The PhD project is funded by the MLChem project of the AMidex Foundation.
Description: This project forms part of a collaboration between machine learners and theoretical chemists in Aix-Marseille University (AMU), with the aim of developing highly accurate Machine Learning (ML) models to enable fast and reliable Nonadiabatic molecular dynamics (NAMD). The challenge faced is to increase the accuracy of the ML predictions for any molecular geometries using physics-informed ML models based on sophisticated learning techniques. By benchmarking several existing ML models developed for ground-state MD, previous investigations revealed that when applied to NAMD, these ML models have significant errors in specific PES regions, degrading ML-NAMD [1,2]. To ensure ML-NAMD quality, our goal is to achieve a higher prediction accuracy by exploring sophisticated physics-informed ML models [3]. The aim of this PhD work is to develop new ML models combining previous findings in pure ML dealing with multitask learning [4] and gradient learning [5] with the more recent results in physics-informed ML in order to improve the prediction of excited-state energy gradients for unseen molecular geometries.

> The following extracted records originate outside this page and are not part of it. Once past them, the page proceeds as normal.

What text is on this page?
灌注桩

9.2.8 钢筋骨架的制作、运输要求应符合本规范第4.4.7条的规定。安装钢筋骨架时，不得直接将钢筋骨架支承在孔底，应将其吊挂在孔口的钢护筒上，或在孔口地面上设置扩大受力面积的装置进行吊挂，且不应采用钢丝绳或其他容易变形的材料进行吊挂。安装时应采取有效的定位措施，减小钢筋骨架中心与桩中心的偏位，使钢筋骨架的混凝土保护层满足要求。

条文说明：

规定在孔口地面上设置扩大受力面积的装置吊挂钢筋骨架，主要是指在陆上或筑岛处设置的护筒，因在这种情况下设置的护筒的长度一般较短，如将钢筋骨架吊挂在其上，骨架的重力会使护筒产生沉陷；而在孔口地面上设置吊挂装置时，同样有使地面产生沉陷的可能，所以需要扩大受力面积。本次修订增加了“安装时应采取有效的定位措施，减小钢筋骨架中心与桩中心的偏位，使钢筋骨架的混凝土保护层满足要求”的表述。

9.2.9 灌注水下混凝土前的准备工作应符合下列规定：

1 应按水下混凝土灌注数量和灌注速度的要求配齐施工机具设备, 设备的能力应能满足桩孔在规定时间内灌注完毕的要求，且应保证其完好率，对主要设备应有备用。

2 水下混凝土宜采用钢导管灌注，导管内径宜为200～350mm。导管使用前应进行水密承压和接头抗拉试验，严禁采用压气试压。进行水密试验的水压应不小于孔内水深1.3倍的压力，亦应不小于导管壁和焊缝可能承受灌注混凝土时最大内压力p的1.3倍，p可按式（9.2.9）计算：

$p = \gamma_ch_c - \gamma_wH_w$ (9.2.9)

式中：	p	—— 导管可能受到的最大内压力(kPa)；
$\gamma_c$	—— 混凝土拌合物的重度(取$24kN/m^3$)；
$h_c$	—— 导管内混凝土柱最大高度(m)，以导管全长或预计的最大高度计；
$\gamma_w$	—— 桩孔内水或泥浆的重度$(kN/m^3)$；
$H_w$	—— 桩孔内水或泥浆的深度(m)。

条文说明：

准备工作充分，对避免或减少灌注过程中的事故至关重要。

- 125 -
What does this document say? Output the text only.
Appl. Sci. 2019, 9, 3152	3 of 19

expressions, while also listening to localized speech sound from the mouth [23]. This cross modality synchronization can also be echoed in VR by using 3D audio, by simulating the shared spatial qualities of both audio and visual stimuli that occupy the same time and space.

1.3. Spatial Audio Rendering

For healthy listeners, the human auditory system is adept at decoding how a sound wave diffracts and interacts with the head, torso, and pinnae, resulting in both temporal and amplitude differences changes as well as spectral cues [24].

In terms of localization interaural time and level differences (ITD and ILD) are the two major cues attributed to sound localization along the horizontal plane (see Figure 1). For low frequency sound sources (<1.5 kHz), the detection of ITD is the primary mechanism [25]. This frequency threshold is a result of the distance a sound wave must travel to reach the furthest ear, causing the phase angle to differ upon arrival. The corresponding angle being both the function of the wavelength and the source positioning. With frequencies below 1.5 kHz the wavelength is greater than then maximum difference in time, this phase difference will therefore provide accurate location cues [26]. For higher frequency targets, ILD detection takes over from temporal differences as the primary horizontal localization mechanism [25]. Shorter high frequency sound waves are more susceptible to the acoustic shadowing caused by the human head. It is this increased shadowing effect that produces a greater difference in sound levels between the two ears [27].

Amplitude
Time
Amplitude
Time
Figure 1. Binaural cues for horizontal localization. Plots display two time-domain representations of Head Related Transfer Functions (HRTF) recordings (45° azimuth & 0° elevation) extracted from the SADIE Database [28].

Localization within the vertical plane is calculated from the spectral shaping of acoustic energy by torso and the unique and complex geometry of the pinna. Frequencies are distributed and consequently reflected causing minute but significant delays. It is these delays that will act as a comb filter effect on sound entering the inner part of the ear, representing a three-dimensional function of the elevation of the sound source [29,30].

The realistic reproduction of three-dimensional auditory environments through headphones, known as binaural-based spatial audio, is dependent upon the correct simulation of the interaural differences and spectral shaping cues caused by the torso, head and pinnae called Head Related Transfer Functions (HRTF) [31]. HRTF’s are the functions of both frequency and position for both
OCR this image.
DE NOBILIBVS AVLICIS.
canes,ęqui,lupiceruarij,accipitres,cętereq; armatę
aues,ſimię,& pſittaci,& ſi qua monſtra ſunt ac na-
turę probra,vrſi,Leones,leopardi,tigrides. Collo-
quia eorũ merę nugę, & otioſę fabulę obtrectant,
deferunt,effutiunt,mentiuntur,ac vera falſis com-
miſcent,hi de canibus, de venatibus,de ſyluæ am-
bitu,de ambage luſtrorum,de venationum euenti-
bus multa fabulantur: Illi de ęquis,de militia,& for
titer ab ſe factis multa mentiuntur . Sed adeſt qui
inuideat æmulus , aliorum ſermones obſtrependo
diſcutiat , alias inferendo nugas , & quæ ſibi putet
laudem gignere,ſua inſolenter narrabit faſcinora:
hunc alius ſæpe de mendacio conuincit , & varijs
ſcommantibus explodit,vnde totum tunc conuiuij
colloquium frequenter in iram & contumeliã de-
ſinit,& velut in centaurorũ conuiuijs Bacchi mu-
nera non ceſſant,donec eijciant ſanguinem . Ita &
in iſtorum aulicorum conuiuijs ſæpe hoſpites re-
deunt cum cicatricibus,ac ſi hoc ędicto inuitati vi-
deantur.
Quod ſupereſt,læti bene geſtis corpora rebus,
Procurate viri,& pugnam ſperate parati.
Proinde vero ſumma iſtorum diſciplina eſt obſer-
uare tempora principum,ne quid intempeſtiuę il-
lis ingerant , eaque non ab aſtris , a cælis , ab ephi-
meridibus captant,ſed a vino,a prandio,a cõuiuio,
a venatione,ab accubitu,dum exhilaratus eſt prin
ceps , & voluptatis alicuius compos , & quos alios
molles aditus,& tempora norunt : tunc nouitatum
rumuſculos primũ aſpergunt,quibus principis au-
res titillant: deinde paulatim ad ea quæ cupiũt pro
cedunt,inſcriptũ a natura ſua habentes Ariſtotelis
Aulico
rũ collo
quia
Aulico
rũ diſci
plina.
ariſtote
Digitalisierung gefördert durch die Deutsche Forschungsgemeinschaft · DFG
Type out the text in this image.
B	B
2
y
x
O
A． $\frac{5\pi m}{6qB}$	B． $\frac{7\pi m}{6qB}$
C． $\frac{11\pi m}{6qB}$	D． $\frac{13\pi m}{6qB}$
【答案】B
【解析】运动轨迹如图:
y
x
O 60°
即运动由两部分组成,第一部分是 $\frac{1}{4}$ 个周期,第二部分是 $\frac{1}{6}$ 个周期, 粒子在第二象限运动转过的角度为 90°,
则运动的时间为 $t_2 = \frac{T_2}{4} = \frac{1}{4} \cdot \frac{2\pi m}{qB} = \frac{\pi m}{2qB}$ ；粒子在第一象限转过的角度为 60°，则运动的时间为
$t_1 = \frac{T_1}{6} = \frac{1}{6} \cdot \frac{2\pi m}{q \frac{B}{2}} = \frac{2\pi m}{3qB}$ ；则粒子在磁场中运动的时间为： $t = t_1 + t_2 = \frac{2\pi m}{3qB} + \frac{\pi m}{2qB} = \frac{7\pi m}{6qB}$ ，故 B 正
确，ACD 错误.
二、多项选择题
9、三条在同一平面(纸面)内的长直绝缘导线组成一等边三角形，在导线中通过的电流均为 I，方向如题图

Building upon recent progresses made in the field [6, 7, 8, 9, 10], we will explore advanced techniques at all levels of the data science pipeline, aiming to systematically improve the quality of the ML model to fulfill the tight accuracy requirements in force predictions for NAMD simulations. By introducing the training paradigm of multitask learning and gradient learning, one can boost the performance of an ML model. Multitask learning is a paradigm where multiple tasks are learned simultaneously to improve the generalization performance of a learning task with the help of other related tasks. While the typical protocol for ML-NAMD is to train one model independently to predict each state’s PES energy, gradient, and couplings, ML-NAMD could significantly benefit from multitask extensions, which have not been employed up to now. Gradient learning is a less known but potentially valuable framework where the goal is to learn the gradient of a classification or a regression function, with or without supervision. In addition to the conventional learning of the energy using gradient information, we will explore strategies based on explicitly learning the gradient function, starting from neural networks in a multioutput and multitask setting and expanding to other designs. Gradient learning may be pivotal to inferring geometry and statistical dependence in the predictive ML-NAMD.
[1] Mukherjee et al. Philos Trans R Soc A 2022, 380, 20200382. https://doi.org/10.1098/rsta.2020.0382
[2] Pinheiro Jr et al. Chem Sci 2021, 12, 14396. www.doi.org/10.1039/d1sc03564a
[3] Karniadakis et al. Nat Rev Phys 2021, 3, 422. www.doi.org/10.1038/s42254-021-00314-5
[4] Crawshaw. arXiv 2020, in press. www.doi.org/10.48550/ARXIV.2009.09796
[5] Wu et al. J Mach Learn Res 2010, 11, 2175, https://jmlr.org/papers/v11/wu10a.html
[6] Gilmer et al. ICML 2017. https://proceedings.mlr.press/v70/gilmer17a
[7] Batatia et al. NeurIPS 2022, 11423-11436. https://dl.acm.org/doi/10.5555/3600270.3601100
[8] Batzner et al. Nat Comm. 2022, 13.1, 2453. https://doi.org/10.1038/s41467-022-29939-5
[9] Thölke et al. ICLR, 2022. https://openreview.net/forum?id=zNHzqZ9wrRB
[10] Ishiai et al. J Chem Theory Comput 2024, 819-831. https://doi.org/10.1021/acs.jctc.3c00995
Supervisors:
- Prof. Thierry Artières, Machine Learning team (QARMA), Computer Science lab (LIS, CNRS), Aix-Marseille University, Ecole Centrale Marseille thierry.artieres@lis-lab.fr
- Prof. Mario Barabati, Theoretical Chemistry team, Institut de Chimie Radicalaire (ICM, CNRS), Aix-Marseille University mario.barbatti@univ-amu.fr
- Prof. Hachem Kadri, Machine Learning team (QARMA), Computer Science lab (LIS, CNRS), Aix-Marseille University hachem.kadri@lis-lab.fr
Selection Criteria: We are looking for a highly motivated candidate with a master degree in machine learning or quantum chemistry. Experience in the use of machine learning in chemistry would be strongly appreciated. Good knowledge of deep learning frameworks. Strong communication, data presentation and visualization skills. Strong motivation to advance the project by pro-actively developing personal ideas.
Application procedure: All the correspondence regarding this position, including informal inquiry and formal application, should be addressed to Prof. Hachem Kadri.
Applications must include:
1) A cover letter detailing how you meet the selection criteria for the post;
2) A complete academic CV;
3) Master’s transcripts;
3) A sample of scientific output, e.g. a chapter of the thesis;
4) The e-mail contacts of at least two referees who have agreed to provide a reference letter;
Review of the applications will start on the 1st of October at the latest and the position will remain open until a suitable candidate is identified. A first round of interviews is expected to be held no later than mid October and will be held remotely.